A nossa disposição em comunicar incômodos, em falar dos nossos sentimentos, bem como a nossa disposição para nos conectarmos com os sentimentos e necessidades dos outros, invariavelmente passará pelos filtros das nossas crenças e, portanto, pela nossa forma de ver o mundo. Por isso, a importância de reformulá-los. No caso de um ambiente de trabalho, é importante questionar culturas que manipulam as pessoas através do medo, da culpa ou da vergonha para que, de fato, seja possível construir uma forma de interação baseada na empatia, na inclusão, na consideração e na escuta. Sem esse questionamento, a transformação não se dá e qualquer treinamento imposto não passará de mais uma técnica vazia que em nada altera o padrão vigente.
Um grande aprendizado que a Comunicação Não Violenta traz para as relações humanas é a habilidade de sermos autênticos e expressar o que realmente importa para nós, sem atacarmos ou julgarmos o outro. Contribuindo com o desenvolvimento de uma escuta apurada para ouvir sentimentos e necessidades, mesmo quando uma fala chega carregada de julgamentos. O que favorece — e muito — o processo de comunicação e a gestão positiva dos conflitos.
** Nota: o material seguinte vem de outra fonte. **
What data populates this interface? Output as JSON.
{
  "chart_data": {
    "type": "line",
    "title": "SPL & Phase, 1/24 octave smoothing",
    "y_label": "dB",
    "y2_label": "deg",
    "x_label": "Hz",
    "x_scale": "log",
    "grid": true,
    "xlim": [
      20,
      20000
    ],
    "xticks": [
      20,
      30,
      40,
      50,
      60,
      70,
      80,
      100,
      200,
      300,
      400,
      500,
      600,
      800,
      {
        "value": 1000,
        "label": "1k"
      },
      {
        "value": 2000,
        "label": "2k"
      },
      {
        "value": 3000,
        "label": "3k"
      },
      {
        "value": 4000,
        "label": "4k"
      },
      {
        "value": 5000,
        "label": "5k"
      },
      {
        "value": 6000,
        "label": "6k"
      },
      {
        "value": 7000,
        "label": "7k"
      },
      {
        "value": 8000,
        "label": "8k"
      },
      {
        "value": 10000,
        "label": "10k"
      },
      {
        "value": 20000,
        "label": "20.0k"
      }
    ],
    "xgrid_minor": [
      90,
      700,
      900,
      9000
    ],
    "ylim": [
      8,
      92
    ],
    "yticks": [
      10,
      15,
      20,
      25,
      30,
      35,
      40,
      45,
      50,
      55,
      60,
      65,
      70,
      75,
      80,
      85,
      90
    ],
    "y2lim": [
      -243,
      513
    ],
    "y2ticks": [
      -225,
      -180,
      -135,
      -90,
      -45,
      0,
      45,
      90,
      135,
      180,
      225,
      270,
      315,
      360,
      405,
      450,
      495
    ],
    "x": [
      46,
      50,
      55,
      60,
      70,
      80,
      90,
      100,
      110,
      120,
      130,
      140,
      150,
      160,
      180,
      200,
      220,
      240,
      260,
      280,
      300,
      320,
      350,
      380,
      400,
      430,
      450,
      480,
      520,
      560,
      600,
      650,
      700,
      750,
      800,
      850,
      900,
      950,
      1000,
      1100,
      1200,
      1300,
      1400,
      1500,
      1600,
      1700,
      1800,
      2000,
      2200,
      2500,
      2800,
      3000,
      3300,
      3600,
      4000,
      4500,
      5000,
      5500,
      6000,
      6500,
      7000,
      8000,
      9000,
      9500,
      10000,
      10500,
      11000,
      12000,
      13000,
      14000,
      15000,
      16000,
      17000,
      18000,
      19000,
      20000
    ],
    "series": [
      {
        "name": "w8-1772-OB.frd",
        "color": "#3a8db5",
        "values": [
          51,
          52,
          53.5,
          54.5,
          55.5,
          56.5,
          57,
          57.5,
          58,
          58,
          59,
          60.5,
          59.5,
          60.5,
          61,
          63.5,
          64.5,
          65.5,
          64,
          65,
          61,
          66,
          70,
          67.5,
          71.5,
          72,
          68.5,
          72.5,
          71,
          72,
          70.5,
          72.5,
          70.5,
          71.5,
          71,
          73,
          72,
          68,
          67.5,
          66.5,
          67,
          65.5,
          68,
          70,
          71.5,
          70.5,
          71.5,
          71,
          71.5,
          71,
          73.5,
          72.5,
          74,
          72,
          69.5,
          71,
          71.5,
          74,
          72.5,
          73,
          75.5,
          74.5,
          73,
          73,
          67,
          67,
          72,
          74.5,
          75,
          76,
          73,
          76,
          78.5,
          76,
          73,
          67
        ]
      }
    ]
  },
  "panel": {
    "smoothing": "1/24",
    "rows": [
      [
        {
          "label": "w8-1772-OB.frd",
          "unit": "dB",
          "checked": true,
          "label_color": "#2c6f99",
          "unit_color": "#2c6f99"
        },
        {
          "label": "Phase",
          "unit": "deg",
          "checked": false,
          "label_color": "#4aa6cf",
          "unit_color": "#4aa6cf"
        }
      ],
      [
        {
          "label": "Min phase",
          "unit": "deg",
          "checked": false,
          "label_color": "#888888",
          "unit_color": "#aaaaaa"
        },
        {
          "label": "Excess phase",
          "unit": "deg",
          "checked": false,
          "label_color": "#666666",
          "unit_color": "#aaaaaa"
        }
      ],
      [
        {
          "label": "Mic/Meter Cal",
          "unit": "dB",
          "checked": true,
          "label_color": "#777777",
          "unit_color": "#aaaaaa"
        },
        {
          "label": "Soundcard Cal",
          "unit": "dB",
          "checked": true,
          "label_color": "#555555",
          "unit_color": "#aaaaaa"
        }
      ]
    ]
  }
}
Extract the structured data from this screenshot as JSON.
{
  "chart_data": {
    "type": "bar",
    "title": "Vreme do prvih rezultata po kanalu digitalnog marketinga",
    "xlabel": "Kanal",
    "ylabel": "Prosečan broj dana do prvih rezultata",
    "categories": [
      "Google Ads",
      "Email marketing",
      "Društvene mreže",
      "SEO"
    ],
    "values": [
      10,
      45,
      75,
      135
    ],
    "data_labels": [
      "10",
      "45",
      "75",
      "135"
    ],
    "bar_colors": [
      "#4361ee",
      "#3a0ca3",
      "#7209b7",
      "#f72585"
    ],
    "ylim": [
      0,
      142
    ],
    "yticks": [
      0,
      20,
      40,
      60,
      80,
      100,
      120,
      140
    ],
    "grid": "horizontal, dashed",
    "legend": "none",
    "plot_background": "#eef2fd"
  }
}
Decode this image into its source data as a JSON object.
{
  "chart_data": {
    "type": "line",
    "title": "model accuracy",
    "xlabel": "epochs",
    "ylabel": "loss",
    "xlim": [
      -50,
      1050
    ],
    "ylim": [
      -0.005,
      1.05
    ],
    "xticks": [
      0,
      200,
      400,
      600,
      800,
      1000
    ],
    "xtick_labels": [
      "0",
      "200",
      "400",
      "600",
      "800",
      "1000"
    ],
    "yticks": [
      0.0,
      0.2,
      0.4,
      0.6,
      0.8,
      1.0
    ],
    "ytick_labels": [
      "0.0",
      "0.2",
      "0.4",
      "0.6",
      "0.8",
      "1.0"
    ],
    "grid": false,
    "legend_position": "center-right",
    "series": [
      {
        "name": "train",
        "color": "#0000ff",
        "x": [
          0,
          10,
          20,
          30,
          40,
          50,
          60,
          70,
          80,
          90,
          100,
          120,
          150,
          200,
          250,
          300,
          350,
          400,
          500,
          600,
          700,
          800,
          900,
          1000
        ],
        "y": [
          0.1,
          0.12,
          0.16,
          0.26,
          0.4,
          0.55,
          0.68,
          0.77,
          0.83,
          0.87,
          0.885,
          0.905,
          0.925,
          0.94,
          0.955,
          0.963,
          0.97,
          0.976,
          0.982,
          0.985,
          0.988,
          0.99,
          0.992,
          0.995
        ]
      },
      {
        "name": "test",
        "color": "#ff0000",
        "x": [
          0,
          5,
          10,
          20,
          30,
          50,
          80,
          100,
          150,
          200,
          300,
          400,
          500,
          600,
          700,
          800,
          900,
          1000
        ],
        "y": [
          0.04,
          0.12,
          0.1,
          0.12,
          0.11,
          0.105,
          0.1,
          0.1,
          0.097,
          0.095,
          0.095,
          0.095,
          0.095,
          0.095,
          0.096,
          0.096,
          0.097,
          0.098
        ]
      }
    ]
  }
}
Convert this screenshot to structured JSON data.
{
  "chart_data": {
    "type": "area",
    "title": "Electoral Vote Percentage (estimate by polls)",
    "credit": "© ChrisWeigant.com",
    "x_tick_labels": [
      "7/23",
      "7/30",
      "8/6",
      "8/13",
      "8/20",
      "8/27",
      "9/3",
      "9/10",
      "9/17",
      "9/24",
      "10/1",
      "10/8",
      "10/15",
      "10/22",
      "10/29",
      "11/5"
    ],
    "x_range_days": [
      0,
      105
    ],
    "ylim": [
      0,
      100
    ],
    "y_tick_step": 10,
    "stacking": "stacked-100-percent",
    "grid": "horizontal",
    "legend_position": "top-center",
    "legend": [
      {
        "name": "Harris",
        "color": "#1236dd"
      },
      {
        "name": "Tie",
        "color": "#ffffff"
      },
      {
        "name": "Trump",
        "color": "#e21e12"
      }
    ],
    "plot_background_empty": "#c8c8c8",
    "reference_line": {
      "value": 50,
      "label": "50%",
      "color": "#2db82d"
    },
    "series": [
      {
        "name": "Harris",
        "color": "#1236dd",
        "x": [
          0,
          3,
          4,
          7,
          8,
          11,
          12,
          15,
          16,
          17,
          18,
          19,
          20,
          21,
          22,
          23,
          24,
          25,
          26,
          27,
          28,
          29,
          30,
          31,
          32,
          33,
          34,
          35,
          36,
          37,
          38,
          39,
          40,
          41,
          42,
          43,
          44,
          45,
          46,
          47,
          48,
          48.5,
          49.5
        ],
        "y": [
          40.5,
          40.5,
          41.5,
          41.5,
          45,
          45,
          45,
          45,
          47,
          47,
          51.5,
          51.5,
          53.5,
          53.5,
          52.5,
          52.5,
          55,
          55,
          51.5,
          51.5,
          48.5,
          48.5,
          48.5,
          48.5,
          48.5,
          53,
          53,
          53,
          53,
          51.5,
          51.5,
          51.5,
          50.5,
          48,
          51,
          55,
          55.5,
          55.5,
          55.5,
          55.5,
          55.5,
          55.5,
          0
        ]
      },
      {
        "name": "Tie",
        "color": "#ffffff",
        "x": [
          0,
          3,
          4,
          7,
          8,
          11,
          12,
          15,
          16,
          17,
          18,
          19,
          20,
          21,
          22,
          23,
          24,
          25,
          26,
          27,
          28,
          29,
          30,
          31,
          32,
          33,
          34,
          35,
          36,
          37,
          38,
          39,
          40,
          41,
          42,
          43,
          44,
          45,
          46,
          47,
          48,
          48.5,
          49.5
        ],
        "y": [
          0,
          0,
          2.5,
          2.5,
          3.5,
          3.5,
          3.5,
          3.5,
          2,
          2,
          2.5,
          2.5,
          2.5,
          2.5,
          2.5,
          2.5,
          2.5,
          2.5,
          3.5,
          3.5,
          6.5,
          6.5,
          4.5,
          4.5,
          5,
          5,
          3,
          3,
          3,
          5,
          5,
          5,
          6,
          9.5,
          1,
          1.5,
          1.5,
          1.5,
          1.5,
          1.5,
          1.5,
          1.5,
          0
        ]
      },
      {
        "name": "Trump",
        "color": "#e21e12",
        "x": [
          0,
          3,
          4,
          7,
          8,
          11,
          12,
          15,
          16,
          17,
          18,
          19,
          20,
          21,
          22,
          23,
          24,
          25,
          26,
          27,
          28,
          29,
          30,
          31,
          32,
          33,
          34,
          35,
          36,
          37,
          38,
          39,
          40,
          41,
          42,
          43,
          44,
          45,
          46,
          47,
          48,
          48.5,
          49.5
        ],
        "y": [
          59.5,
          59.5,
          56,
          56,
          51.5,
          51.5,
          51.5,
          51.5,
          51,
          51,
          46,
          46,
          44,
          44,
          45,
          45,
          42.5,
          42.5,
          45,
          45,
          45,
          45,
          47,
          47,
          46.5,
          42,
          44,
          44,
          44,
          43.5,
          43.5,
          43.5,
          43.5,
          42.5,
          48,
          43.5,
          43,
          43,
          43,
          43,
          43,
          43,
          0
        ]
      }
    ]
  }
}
Ser um bom comunicador requer também uma boa dose de autoconhecimento, de questionar as próprias narrativas, de habilidade para gerir emoções e da capacidade de ouvir a essência de uma mensagem, mesmo quando discordamos do conteúdo que está sendo dito. A boa notícia é que todas essas habilidades e competências podem ser desenvolvidas com a prática. E Satya Nadella bem sabia disso!